Não nos deixemos enganar por esta invocação. Como bem sabemos, ao contrário da depressão, que afunda aqueles que por esta se deixam agarrar, a melancolia é uma tristeza construtiva. Melancólico é o anjo da história proposto por Walter Benjamin, a partir de um quadro de Paul Klee: de costas voltadas para o futuro, com as asas abertas, o anjo descrito pelo ensaísta alemão na sua nona tese sobre o conceito da história é irresistivelmente empurrado naquela direcção, por um vento que sopra do passado, onde se acumulam ruínas sobre ruínas; cada vez se distanciando mais do paraíso, cegamente impelido para o futuro, por força do vendaval que o impede de fechar as asas, ele é incapaz de desviar os olhos da catástrofe infindável em que o passado se tornou para si. Descrever, porém, essa desolação é já um modo de a superar; a arte, como os clássicos há muito nos ensinaram, tem essa extraordinária faculdade de tornar até agradável o que, na chamada vida real, muito dificilmente sequer aceitaríamos. Por isso, a atenção detalhada do sujeito poético deste livro aos mais ínfimos detalhes é também a evidência de um processo estético que ambiciona suavizar a infelicidade, dando a conhecer «a respiração das sombras, no percurso entre / dois sintomas da fragilidade do mundo» (p. 31).

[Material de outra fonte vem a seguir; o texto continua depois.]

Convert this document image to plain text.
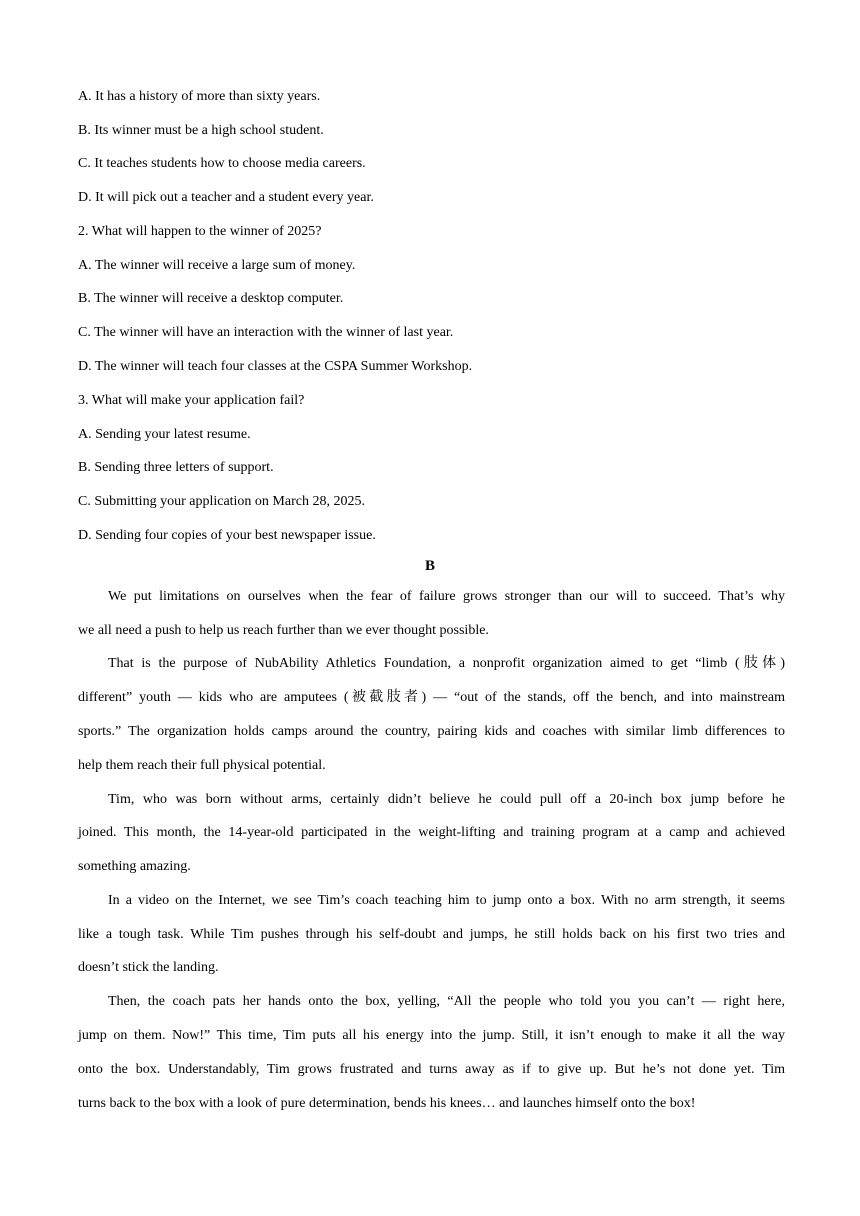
A. It has a history of more than sixty years.
B. Its winner must be a high school student.
C. It teaches students how to choose media careers.
D. It will pick out a teacher and a student every year.
2. What will happen to the winner of 2025?
A. The winner will receive a large sum of money.
B. The winner will receive a desktop computer.
C. The winner will have an interaction with the winner of last year.
D. The winner will teach four classes at the CSPA Summer Workshop.
3. What will make your application fail?
A. Sending your latest resume.
B. Sending three letters of support.
C. Submitting your application on March 28, 2025.
D. Sending four copies of your best newspaper issue.
B
We put limitations on ourselves when the fear of failure grows stronger than our will to succeed. That’s why
we all need a push to help us reach further than we ever thought possible.
That is the purpose of NubAbility Athletics Foundation, a nonprofit organization aimed to get “limb (肢体)
different” youth — kids who are amputees (被截肢者) — “out of the stands, off the bench, and into mainstream
sports.” The organization holds camps around the country, pairing kids and coaches with similar limb differences to
help them reach their full physical potential.
Tim, who was born without arms, certainly didn’t believe he could pull off a 20-inch box jump before he
joined. This month, the 14-year-old participated in the weight-lifting and training program at a camp and achieved
something amazing.
In a video on the Internet, we see Tim’s coach teaching him to jump onto a box. With no arm strength, it seems
like a tough task. While Tim pushes through his self-doubt and jumps, he still holds back on his first two tries and
doesn’t stick the landing.
Then, the coach pats her hands onto the box, yelling, “All the people who told you you can’t — right here,
jump on them. Now!” This time, Tim puts all his energy into the jump. Still, it isn’t enough to make it all the way
onto the box. Understandably, Tim grows frustrated and turns away as if to give up. But he’s not done yet. Tim
turns back to the box with a look of pure determination, bends his knees… and launches himself onto the box!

Como se provindos, pois, do anjo da história, os poemas de Sandra Costa compõem um canto não isento de melodia, mas sobretudo sustentado por um timbre cuidadosamente delicado, suave, como um eco que já não sabemos bem se resiste no ouvido ou apenas na memória. São, como nos é dito a certa altura, «versos que perduram enquanto / a eternidade existe por um momento» (p. 33). O tempo é provisoriamente congelado – pelo menos, enquanto «durar o poema» (p. 30) –, milagre que, até hoje, apenas ao alcance da arte se mostrou, e a nós, privilegiados leitores, é assim oferecida a possibilidade de, se o quisermos e merecermos, nos deleitarmos com uma invulgar música celestial, a que provém deste belíssimo livro, lapidarmente classificada, nas suas últimas palavras, como o «inaudível som da melancolia» (p. 35).